10Et c’est cet aspect du mythe comme machine à créer qui transparaît en filigrane dans tout l’ouvrage. Les articles « Création artistique et mythique » de Wunenburger, « Écriture et mythe : la nostalgie de l’archaïque » de Siganos, « Schème, type et archétype » de Mattiussi présentent des réflexions particulièrement stimulantes sur la relation entre création et mythe. Dans les deux premiers, le mythe, notamment cosmogonique, apparaît comme un paradigme de tout travail créateur, miroir pour l’écrivain mais aussi ferment de création. Si Wunenburger met plutôt l’accent sur la logique démythifiante de la littérature, qui paradoxalement fait vivre le mythe en le démembrant, en le subvertissant, André Siganos, reprenant les thèses principales de Mythe et écriture : la nostalgie de l’archaïque8, montre que le Mythe, entendu comme disposition mentale, perdure dans l’écriture contemporaine hantée par la nostalgie d’une origine, d’un avant le langage. Laurent Mattiussi, lui, choisit le schème comme concept central. En montrant les parentés du schème avec le schématisme kantien, il écarte les présupposés biologiques à la racine de la définition de Durand. Le schème, et le type, « personnage générique » (p. 312), assurent la reconfiguration du réel à l’œuvre dans l’imaginaire, qui passe par une phase d’appauvrissement permettant de dégager des structures communes aux objets, leur conférant « la fulguration de l’évidence » (p. 316) et ménageant entre eux la circulation du sens. La mythocritique permettrait ainsi de rendre compte de la fonction reconfiguratrice de l’art, Laurent Mattiussi jetant, à la suite de Schaeffer9, une passerelle entre critique de l’imaginaire et théorie de la fiction.
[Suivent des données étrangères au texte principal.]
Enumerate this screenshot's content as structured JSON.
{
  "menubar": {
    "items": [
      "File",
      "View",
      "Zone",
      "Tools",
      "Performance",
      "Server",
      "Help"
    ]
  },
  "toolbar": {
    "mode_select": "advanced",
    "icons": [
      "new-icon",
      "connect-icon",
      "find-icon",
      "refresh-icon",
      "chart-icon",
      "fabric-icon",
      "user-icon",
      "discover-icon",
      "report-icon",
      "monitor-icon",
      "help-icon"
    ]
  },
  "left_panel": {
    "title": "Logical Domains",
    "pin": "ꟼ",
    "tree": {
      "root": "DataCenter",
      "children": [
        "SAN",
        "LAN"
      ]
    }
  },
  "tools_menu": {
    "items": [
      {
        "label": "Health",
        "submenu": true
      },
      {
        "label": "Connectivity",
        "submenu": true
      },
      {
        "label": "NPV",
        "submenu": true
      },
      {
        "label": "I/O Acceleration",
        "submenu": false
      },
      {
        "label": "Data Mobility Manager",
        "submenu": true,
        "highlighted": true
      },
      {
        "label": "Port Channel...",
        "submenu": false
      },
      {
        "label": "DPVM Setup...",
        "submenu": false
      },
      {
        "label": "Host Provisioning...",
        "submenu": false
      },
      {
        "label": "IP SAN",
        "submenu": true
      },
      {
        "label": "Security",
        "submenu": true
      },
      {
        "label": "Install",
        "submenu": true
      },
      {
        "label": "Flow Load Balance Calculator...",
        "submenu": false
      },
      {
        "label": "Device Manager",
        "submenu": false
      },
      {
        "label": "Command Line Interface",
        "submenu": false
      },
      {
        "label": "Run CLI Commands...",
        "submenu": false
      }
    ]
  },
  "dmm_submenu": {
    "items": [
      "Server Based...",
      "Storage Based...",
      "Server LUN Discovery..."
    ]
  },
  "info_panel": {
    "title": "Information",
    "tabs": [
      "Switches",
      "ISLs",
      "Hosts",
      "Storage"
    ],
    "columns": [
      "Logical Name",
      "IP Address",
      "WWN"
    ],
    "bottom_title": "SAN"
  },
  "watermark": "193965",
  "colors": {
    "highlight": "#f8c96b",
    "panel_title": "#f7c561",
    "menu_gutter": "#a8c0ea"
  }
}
11En suivant la piste du mythe d’article en article, dans et entre les textes, se dégagent ainsi les voies ouvertes aux mythocriticiens, dont les principales, orientées l’une vers les jeux de la réception, l’autre vers la création, proposent des confluences fructueuses entre mythe et généricité, mythe et esthétique, le mythe se révélant pour l’écrivain comme pour la critique un ferment de sens et un principe dynamique de circulation entre les textes.
12Questions de mythocritique, au terme de ce parcours que la présentation en dictionnaire invitait à inventer, se révèle ainsi être un bilan utile et maniable pour tous ceux qui veulent s’engager dans le pays de la mythocritique, nécessaire complément théorique au Dictionnaire des mythes littéraires. Ses manques sont généralement palliés par les bibliographies abondantes, dont les recoupements — Bachelard, Durand, Eliade, Lévi-Strauss, Brunel, Ricœur, Jung, pour ne citer qu’eux— permettent au lecteur de voir se constituer l’horizon théorique de la mythocritique, tandis que le croisement des articles en suggère les options méthodologiques fondamentales. Si l’ouverture annoncée reste limitée, la prise en compte des spécificités du mythe dans les réflexions actuelles sur l’intertextualité et la création propose cependant des pistes stimulantes pour des recherches à venir et de nouvelles questions de mythocritique.